ESTRUTURA MAFIOSA
O Clã (El Clan) é uma coprodução Argentina /
Espanha que narra acontecimentos verídicos de uma família que passa a sequestrar pessoas influentes e ricas do bairro, muitas terminando mortas.
Vencedor do Leão de Ouro em Veneza e dirigido por Pablo
Trapero (de "Leonera" e "Elefante Branco") foca na relação pai e filho e no impacto direto em toda
família. O filme tenta traçar o perfil do patriarca Arquimedes Puccio
(Francella excelente), um ex-agente das forças ditatoriais de repressão que,
diante do novo cenário democrático, resolve manter seu padrão de vida elevado sequestrando pessoas em Buenos Aires e exigindo resgates de quase meio milhão de
dólares, tudo com o aparente silêncio de sua família que finge ignorar o que se
passa no porão da casa.
O
filme começa traçando um breve panorama político que pode ser um tanto confuso para o resto do mundo.

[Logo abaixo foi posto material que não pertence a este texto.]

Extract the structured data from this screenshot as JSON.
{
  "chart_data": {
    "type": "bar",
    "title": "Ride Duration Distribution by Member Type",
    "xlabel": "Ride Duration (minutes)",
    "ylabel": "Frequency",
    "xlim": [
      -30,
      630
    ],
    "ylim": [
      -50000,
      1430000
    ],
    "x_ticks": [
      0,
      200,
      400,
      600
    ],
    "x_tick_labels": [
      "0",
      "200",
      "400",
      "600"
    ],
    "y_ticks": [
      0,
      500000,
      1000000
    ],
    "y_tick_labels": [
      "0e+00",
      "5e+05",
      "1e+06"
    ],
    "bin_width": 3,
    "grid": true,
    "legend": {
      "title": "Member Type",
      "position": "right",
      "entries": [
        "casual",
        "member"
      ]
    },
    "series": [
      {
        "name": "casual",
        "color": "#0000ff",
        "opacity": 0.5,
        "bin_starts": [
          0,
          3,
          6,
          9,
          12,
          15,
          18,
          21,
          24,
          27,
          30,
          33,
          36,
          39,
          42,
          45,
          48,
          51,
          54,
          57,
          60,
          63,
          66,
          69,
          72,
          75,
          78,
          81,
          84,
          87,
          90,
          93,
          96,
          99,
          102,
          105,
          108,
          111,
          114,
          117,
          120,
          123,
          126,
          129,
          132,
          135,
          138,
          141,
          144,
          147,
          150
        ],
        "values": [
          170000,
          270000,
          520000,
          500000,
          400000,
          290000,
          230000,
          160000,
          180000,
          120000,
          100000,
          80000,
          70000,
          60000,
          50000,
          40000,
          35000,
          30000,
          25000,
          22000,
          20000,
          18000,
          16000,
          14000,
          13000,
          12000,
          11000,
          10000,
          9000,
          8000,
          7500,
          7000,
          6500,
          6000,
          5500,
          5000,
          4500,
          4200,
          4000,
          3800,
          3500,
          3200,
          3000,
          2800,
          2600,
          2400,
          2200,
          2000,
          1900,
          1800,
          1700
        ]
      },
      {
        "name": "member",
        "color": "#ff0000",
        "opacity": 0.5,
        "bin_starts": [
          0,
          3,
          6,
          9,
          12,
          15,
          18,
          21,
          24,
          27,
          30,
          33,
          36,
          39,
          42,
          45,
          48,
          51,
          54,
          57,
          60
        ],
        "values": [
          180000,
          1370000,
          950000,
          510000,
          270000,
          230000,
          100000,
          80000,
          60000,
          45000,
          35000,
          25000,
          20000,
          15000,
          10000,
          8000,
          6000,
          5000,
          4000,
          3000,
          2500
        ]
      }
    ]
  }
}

A breve explicação do regime, através de imagens, nem sempre situa o
espectador, logo cabe aqui uma explicação: A ditadura na Argentina ocorreu entre 1976 e
1983. As imagens iniciais mostram o último dos presidentes militares, Leopoldo
Galtieri (1981-1982), e situa a estória logo após a Guerra das Malvinas (Falklands para os britânicos),
ocorrida entre abril e junho de 1982. Com a entrada do civil Raúl Alfonsin (1983-1989), a Argentina vive novos ares e
Arquimedes e seus amigos não pertencem mais ao novo status quo. Os antigos
membros do antigo regime estão “saindo de cena”. É tempo de mudanças. A
democracia começa a enterrar a ditadura, mas os que estavam no poder nessa época
ainda mantém laços e o patriarca da família Puccio tem outros planos para
manter-se confortavelmente nessa nova
realidade.
A
pergunta que fica é: Como uma família inteira (cinco filhos e a esposa)
aceitou participar de tais atos? Como puderam fechar os olhos para o que
acontecia dentro da própria casa? Como conseguiram manter a serenidade diante
dos destinos das vítimas? Trapero optou for fazer um filme com várias nuances e analogias bem sutis. O porão
da casa de Arquimedes pode ser visto como os antigos porões da ditadura. O clã funciona
como estrutura mafiosa e não por acaso alguns associaram o longa a filmes do
cineasta Martin Scorsece. A família senta à mesa no jantar e reza em agradecimento
a refeição. O cinismo de infligir dor a terceiros e ao mesmo tempo rezar pode ser
um simbolismo de uma família que em nada possui os valores cristãos, mas age
como se estivessem puros, isentos de pecados e sangue nas mãos. Desaparecimentos ocorrem e não há
(ou o filme ignorou) uma investigação, resquícios de um regime em que as
pessoas “sumiam” e nada era feito.
Filmes
que abordam a ditadura Argentina há vários: "Desaparecido – Um
Grande Mistério", "A História Oficial", "Garagem Olimpo" e, mais recentemente, "O
Segredo dos Seus Olhos'. Mas Trapero optou por abordar laços familiares.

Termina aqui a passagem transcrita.